Le ministre de l’action publique Gérald Darmanin et le premier ministre Edouard Philippe, lors d’une conférence de presse le 1er février. / JACQUES DEMARTHON / AFP

Editorial du « Monde ». Après un an de réflexions nourries par les engagements de campagne d’Emmanuel Macron, puis les travaux du Comité action publique 2022 et les audits réalisés dans chaque ministère, le premier ministre a présenté, lundi 29 octobre, l’un des grands chantiers du quinquennat : la « transformation de l’action publique », autrement dit la réforme de l’Etat. Edouard Philippe n’a pas hésité à dramatiser l’enjeu : « L’Etat peut s’effondrer, cela est arrivé en 1940 », a-t-il assuré pour mieux justifier l’urgence et l’ampleur des travaux de rénovation annoncés.

L’entreprise est sisyphéenne. Depuis quarante ans, tous les présidents de la République et leurs premiers ministres se sont employés à moderniser l’organisation et l’action des administrations. Récemment, ce fut la révision générale des politiques publiques, conduite par Nicolas Sarkozy en 2007, puis la modernisation de l’action publique, lancée par François Hollande en 2012.

Chacun, à sa manière, s’est engagé à inventer un Etat plus efficace, plus souple, plus économe et plus proche des administrés. Et chacun s’est arrêté à mi-chemin de ses ambitions, freiné par la complexité du chantier, les pesanteurs de la fonction publique et les injonctions contradictoires des Français, aussi prompts à réclamer plus de fonctionnaires dans les écoles, les commissariats de police ou les hôpitaux, qu’à déplorer leur nombre excessif…

« Sans totem ni tabou »

Edouard Philippe remet donc l’ouvrage sur le métier et décrète la mobilisation générale. Comme ses prédécesseurs, il prône davantage de souplesse dans l’organisation des services publics et leur gestion budgétaire, davantage de clarté dans la définition des missions, davantage de responsabilité (et de contrôle de performance) dévolue à chaque ministère, davantage de modernité avec la généralisation annoncée de la numérisation des démarches, davantage d’inventivité dans la gestion du parc immobilier public. Sans oublier l’antienne de l’indispensable débroussaillage du maquis des normes et circulaires.

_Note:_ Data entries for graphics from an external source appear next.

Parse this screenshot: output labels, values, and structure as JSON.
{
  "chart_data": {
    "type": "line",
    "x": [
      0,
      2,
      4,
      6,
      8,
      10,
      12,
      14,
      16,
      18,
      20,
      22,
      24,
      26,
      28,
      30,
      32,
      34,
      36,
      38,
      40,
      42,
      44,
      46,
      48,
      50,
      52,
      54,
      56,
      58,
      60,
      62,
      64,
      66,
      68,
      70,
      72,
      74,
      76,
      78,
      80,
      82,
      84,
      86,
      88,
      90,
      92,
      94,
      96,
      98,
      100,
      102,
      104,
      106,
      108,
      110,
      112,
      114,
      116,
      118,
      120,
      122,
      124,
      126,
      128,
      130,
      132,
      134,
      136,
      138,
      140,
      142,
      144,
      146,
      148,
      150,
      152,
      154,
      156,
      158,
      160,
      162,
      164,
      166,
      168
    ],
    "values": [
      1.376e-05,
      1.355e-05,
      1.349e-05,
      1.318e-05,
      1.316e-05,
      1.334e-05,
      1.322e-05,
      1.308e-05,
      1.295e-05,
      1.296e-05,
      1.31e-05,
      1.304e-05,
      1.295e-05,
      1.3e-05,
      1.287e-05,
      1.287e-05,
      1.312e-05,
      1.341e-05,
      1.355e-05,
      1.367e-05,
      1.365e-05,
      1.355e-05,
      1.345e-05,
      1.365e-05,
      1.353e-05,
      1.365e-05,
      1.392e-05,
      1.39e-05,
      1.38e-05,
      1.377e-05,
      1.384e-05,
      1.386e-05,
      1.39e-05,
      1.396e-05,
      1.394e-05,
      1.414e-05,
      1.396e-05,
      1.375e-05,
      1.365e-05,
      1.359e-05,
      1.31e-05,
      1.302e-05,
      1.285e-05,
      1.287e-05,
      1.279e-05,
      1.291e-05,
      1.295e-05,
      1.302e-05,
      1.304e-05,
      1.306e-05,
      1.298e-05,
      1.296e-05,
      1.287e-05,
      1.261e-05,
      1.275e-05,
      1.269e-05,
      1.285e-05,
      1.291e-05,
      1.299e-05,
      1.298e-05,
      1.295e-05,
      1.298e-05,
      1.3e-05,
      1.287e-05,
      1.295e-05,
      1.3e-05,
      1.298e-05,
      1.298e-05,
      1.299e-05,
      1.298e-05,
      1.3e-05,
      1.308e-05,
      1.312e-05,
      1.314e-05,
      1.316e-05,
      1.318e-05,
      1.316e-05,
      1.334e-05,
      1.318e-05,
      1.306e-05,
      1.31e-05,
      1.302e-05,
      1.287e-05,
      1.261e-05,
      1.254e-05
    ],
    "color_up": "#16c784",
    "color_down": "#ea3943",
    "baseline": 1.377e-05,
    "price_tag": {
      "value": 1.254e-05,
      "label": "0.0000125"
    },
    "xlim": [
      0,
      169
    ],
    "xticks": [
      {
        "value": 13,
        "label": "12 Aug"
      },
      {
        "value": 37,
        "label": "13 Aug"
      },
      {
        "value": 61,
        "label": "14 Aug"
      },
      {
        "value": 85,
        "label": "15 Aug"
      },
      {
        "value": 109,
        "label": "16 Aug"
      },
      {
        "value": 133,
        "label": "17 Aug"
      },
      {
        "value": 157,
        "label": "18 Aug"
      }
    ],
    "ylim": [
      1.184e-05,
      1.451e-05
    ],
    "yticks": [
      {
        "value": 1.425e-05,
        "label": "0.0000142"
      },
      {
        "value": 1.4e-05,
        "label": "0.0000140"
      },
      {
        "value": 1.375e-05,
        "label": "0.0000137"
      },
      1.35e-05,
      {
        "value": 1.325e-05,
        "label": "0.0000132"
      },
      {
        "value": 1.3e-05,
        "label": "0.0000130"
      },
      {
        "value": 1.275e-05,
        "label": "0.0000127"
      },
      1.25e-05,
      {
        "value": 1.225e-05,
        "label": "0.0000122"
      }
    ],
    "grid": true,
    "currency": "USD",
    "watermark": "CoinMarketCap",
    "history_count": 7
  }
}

« Sans totem ni tabou », comme il l’avait déjà annoncé en février, le gouvernement y ajoute une gestion plus « mobile » de la fonction publique elle-même. Sans remettre en cause frontalement le statut des fonctionnaires, il entend accélérer le recours aux contractuels – qui sont déjà près d’un million –, favoriser et accompagner les reconversions, ouvrir et financer des plans de départ volontaire et s’engager sur la voie de l’individualisation des salaires. Au-delà d’une gestion voulue plus dynamique des ressources humaines, l’enjeu est clair : honorer l’engagement du président de réduire de 50 000 le nombre des fonctionnaires de l’Etat (et de 70 000 celui des agents des collectivités locales) et de trois points de produit intérieur brut le poids des dépenses publiques.

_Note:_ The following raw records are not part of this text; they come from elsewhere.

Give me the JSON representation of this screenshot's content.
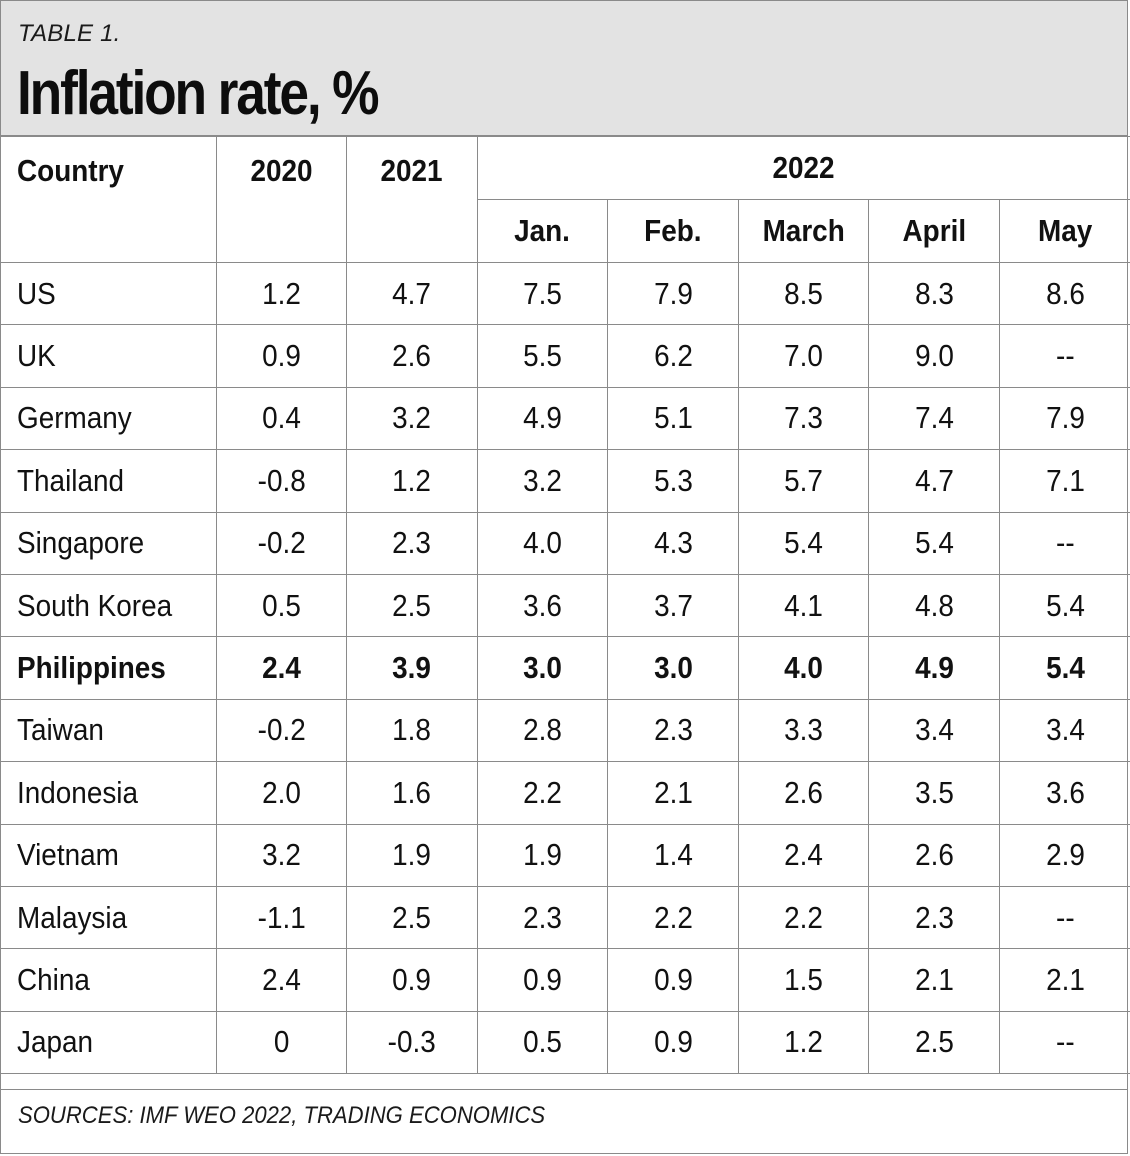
{
  "header": {
    "table_label": "TABLE 1.",
    "title": "Inflation rate, %"
  },
  "table": {
    "columns": {
      "country": "Country",
      "y2020": "2020",
      "y2021": "2021",
      "y2022": "2022",
      "months": [
        "Jan.",
        "Feb.",
        "March",
        "April",
        "May"
      ]
    },
    "rows": [
      {
        "country": "US",
        "values": [
          "1.2",
          "4.7",
          "7.5",
          "7.9",
          "8.5",
          "8.3",
          "8.6"
        ]
      },
      {
        "country": "UK",
        "values": [
          "0.9",
          "2.6",
          "5.5",
          "6.2",
          "7.0",
          "9.0",
          "--"
        ]
      },
      {
        "country": "Germany",
        "values": [
          "0.4",
          "3.2",
          "4.9",
          "5.1",
          "7.3",
          "7.4",
          "7.9"
        ]
      },
      {
        "country": "Thailand",
        "values": [
          "-0.8",
          "1.2",
          "3.2",
          "5.3",
          "5.7",
          "4.7",
          "7.1"
        ]
      },
      {
        "country": "Singapore",
        "values": [
          "-0.2",
          "2.3",
          "4.0",
          "4.3",
          "5.4",
          "5.4",
          "--"
        ]
      },
      {
        "country": "South Korea",
        "values": [
          "0.5",
          "2.5",
          "3.6",
          "3.7",
          "4.1",
          "4.8",
          "5.4"
        ]
      },
      {
        "country": "Philippines",
        "values": [
          "2.4",
          "3.9",
          "3.0",
          "3.0",
          "4.0",
          "4.9",
          "5.4"
        ],
        "highlight": true
      },
      {
        "country": "Taiwan",
        "values": [
          "-0.2",
          "1.8",
          "2.8",
          "2.3",
          "3.3",
          "3.4",
          "3.4"
        ]
      },
      {
        "country": "Indonesia",
        "values": [
          "2.0",
          "1.6",
          "2.2",
          "2.1",
          "2.6",
          "3.5",
          "3.6"
        ]
      },
      {
        "country": "Vietnam",
        "values": [
          "3.2",
          "1.9",
          "1.9",
          "1.4",
          "2.4",
          "2.6",
          "2.9"
        ]
      },
      {
        "country": "Malaysia",
        "values": [
          "-1.1",
          "2.5",
          "2.3",
          "2.2",
          "2.2",
          "2.3",
          "--"
        ]
      },
      {
        "country": "China",
        "values": [
          "2.4",
          "0.9",
          "0.9",
          "0.9",
          "1.5",
          "2.1",
          "2.1"
        ]
      },
      {
        "country": "Japan",
        "values": [
          "0",
          "-0.3",
          "0.5",
          "0.9",
          "1.2",
          "2.5",
          "--"
        ]
      }
    ]
  },
  "footer": {
    "sources": "SOURCES: IMF WEO 2022, TRADING ECONOMICS"
  }
}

La réalisation de ce chantier tentaculaire est suspendue à trois conditions. D’abord une volonté politique à toute épreuve, tant les conservatismes et corporatismes à surmonter sont enracinés. Edouard Philippe y semble résolu. Ensuite, une pédagogie de tous les instants pour convaincre le pays qu’il s’agit bien de faire « mieux d’Etat » et pas seulement « moins d’Etat », d’en améliorer le fonctionnement et pas seulement d’en réduire le coût. Il faudra enfin un sens aigu de la concertation avec les fonctionnaires et leurs syndicats, sans l’assentiment desquels la réforme de l’Etat ne peut avancer, et encore moins réussir.